Does your employer have a policy of rounding your work hours? Such policies may be illegal if it results in a lower pay over time. The court in See’s Candy Shops, Inc. v. Superior Court held that though California employers may use a timekeeping policy that rounds employee punch in/out times, such policies must be “fair and neutral on its face” and “is used in such a manner that it will not result, over a period of time, in failure to compensate the employees properly for all the time they have actually worked.” See’s Candy Shops, Inc. v. Superior Court, 210 Cal.App.4th 889, 908 (2012).

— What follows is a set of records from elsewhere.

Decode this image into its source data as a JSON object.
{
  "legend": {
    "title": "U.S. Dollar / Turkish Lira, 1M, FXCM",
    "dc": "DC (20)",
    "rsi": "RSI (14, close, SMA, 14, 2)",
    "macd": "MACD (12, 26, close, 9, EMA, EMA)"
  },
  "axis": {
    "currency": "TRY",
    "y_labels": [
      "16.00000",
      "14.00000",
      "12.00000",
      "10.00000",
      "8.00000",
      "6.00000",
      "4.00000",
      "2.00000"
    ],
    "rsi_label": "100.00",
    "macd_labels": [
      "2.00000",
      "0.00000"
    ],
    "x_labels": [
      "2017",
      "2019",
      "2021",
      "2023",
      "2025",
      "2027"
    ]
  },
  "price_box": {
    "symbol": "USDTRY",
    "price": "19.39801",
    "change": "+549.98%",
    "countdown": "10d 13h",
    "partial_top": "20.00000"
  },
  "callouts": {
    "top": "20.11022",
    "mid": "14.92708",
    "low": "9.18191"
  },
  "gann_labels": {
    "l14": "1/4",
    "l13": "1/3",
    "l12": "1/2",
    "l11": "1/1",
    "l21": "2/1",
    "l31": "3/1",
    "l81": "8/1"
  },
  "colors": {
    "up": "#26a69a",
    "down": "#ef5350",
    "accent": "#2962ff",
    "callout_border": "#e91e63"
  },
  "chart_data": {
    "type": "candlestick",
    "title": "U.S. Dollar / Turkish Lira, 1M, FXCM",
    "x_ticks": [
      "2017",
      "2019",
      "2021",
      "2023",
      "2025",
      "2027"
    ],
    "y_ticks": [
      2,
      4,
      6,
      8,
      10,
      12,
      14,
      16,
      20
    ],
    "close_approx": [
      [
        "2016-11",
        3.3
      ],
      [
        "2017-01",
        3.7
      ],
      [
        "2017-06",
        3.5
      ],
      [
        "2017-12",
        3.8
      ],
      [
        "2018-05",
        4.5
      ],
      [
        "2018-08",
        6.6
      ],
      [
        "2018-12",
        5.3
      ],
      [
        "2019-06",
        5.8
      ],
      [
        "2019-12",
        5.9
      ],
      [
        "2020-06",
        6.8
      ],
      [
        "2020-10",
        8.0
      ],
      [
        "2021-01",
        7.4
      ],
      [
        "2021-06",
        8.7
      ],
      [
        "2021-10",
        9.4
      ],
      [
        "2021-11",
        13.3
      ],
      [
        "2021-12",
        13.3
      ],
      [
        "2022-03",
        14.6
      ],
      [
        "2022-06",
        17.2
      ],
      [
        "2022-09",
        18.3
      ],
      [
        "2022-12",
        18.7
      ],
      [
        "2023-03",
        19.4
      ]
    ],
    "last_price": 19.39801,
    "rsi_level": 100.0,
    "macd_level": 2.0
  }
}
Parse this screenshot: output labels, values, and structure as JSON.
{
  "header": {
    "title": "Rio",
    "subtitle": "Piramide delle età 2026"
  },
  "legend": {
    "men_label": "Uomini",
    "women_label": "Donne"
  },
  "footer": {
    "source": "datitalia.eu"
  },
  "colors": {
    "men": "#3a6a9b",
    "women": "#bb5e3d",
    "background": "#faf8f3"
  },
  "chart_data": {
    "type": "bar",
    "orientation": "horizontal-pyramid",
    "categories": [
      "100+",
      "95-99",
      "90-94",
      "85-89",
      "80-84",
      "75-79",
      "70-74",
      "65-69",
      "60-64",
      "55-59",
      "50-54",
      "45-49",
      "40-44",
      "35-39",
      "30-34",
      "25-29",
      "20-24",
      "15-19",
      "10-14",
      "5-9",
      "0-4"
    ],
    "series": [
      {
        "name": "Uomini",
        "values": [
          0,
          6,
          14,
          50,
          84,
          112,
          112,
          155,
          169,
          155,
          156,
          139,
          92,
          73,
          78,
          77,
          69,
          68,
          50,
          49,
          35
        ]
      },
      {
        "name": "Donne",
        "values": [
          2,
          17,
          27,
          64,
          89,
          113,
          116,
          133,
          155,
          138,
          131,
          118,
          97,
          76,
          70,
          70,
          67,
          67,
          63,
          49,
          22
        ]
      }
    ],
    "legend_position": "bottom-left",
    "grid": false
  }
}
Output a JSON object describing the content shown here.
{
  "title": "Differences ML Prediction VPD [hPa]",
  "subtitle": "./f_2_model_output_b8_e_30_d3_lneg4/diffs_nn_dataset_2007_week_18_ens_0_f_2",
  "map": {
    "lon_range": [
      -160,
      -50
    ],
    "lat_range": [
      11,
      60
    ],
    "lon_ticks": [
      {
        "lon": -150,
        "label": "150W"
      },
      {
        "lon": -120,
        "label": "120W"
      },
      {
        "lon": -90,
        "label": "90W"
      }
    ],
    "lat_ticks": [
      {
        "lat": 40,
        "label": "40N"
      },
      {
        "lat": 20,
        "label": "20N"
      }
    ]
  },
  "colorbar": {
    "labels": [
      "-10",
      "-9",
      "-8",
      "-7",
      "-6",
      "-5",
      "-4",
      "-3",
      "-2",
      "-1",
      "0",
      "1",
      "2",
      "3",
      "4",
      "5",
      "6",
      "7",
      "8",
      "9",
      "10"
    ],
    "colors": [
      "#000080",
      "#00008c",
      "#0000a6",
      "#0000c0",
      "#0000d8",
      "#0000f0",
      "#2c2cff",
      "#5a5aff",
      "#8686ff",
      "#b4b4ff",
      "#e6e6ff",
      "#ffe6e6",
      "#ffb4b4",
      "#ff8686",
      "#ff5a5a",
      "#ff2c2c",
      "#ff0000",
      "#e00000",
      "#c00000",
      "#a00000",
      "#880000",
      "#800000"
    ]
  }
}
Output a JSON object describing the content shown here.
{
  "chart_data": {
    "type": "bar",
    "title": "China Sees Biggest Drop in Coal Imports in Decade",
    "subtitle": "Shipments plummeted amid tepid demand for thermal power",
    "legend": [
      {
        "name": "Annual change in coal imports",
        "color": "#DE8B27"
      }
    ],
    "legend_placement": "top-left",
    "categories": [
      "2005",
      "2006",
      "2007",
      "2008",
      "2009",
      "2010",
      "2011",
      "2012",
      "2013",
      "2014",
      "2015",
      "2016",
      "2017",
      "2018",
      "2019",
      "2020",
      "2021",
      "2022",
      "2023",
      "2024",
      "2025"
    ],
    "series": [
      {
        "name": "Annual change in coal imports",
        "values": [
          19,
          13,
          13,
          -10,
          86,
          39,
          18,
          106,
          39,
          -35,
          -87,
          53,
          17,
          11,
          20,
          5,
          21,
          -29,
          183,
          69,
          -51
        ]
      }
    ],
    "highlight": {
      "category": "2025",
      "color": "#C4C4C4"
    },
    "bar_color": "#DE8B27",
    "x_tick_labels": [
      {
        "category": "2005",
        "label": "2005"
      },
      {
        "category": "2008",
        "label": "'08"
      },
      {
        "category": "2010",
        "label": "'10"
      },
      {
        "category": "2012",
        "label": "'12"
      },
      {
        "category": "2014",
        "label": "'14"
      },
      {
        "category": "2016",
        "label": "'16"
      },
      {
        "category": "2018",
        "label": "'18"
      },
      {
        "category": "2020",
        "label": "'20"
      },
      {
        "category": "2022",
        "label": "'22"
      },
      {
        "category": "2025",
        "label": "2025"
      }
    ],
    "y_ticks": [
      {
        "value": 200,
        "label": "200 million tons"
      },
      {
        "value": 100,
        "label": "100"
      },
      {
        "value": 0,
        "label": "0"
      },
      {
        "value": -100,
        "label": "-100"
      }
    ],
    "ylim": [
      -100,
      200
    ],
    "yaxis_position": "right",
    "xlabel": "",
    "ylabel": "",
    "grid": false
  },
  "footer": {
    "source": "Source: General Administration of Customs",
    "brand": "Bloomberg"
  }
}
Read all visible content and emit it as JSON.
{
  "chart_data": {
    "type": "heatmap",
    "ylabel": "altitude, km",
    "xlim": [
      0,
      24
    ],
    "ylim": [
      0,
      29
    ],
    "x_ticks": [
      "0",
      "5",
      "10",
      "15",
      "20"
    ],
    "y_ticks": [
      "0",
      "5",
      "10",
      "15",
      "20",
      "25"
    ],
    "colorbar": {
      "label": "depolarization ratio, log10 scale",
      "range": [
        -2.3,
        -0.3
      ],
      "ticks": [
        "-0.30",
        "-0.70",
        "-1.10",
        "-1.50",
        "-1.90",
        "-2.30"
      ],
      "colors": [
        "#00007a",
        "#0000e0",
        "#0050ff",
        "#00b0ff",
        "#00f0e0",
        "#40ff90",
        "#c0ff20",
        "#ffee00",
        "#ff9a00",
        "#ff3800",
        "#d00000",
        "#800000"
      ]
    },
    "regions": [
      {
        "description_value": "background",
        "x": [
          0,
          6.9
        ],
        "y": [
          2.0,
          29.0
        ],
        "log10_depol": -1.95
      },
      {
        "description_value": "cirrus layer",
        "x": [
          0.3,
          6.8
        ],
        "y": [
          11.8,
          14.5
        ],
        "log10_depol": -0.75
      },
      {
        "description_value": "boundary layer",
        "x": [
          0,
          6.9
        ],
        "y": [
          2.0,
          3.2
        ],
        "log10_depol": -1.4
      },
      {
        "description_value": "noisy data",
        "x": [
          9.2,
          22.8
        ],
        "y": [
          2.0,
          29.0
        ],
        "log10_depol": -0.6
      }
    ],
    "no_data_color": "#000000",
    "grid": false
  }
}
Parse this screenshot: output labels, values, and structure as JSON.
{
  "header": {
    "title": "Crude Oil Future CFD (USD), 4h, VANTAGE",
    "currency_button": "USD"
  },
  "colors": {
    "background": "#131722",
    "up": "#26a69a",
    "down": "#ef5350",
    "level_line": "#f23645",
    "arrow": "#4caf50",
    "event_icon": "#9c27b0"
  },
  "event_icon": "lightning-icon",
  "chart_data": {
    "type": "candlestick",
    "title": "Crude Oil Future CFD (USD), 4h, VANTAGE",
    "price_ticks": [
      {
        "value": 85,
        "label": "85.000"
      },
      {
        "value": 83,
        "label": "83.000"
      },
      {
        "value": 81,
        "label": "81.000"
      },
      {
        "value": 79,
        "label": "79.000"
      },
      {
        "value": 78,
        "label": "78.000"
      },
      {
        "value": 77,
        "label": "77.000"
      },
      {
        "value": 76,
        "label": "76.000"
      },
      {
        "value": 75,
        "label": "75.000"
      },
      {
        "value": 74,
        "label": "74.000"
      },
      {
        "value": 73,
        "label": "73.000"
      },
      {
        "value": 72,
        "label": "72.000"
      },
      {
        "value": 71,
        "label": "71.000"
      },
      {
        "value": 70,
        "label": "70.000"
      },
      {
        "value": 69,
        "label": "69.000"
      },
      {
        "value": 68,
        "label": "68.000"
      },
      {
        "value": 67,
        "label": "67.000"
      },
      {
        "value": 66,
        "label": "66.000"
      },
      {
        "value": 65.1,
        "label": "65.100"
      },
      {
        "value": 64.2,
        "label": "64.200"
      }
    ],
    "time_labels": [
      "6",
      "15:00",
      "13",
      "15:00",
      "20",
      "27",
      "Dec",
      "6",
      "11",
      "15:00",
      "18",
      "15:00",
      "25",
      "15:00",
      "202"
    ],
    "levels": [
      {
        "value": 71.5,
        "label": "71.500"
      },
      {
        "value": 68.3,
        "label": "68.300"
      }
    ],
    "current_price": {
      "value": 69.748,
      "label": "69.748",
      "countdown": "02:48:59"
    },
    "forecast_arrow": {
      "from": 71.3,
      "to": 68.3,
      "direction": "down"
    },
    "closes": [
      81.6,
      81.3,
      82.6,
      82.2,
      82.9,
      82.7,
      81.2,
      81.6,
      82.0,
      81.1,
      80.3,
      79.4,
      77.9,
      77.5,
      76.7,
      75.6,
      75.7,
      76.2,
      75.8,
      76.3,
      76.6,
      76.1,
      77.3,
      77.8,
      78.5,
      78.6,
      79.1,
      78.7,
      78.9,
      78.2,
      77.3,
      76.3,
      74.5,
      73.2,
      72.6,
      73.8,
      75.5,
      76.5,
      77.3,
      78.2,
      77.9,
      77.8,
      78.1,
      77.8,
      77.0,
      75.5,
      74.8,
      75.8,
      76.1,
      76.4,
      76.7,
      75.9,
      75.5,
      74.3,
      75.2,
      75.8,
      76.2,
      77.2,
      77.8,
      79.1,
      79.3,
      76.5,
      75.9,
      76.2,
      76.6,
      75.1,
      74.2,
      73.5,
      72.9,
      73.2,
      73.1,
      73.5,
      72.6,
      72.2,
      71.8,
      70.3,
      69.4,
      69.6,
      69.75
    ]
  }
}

In that case, the employer’s rounding policy was fair and neutral because its “nearest-tenth rounding policy rounded both up and down from the midpoint.” and did not result in a loss of wages to employees. Id. at 913. Similarly, the court in Corbin v. Time Warner Cable held that the state of California and federal regulations allowing employers to “round” employees’ clock-in and -out times to the nearest quarter hour do not require all employees to break even for every pay period. Corbin v. Time Warner Cable, 821 F.3d 1069, 1079 (9th Cir. 2016)
There, the plaintiff benefited from the employer’s rounding in some pay periods but did not in other pay periods. Nonetheless, the policy was satisfactory because it did not favor the employer “over the long term.” Id. at 1078. The employer is not required to show that every employee breaks even every pay period. Id. at 1079.
On the other hand, however, if the employer’s policies and procedures cause the rounding to generally favor the employer, the rounding policy is likely illegal.
In conclusion, if you think that your employer’s rounding policies are either 1. Not fair and neutral or 2. Negatively affects your pay, then you may be able to bring an action against your employer to challenge your employer’s policies.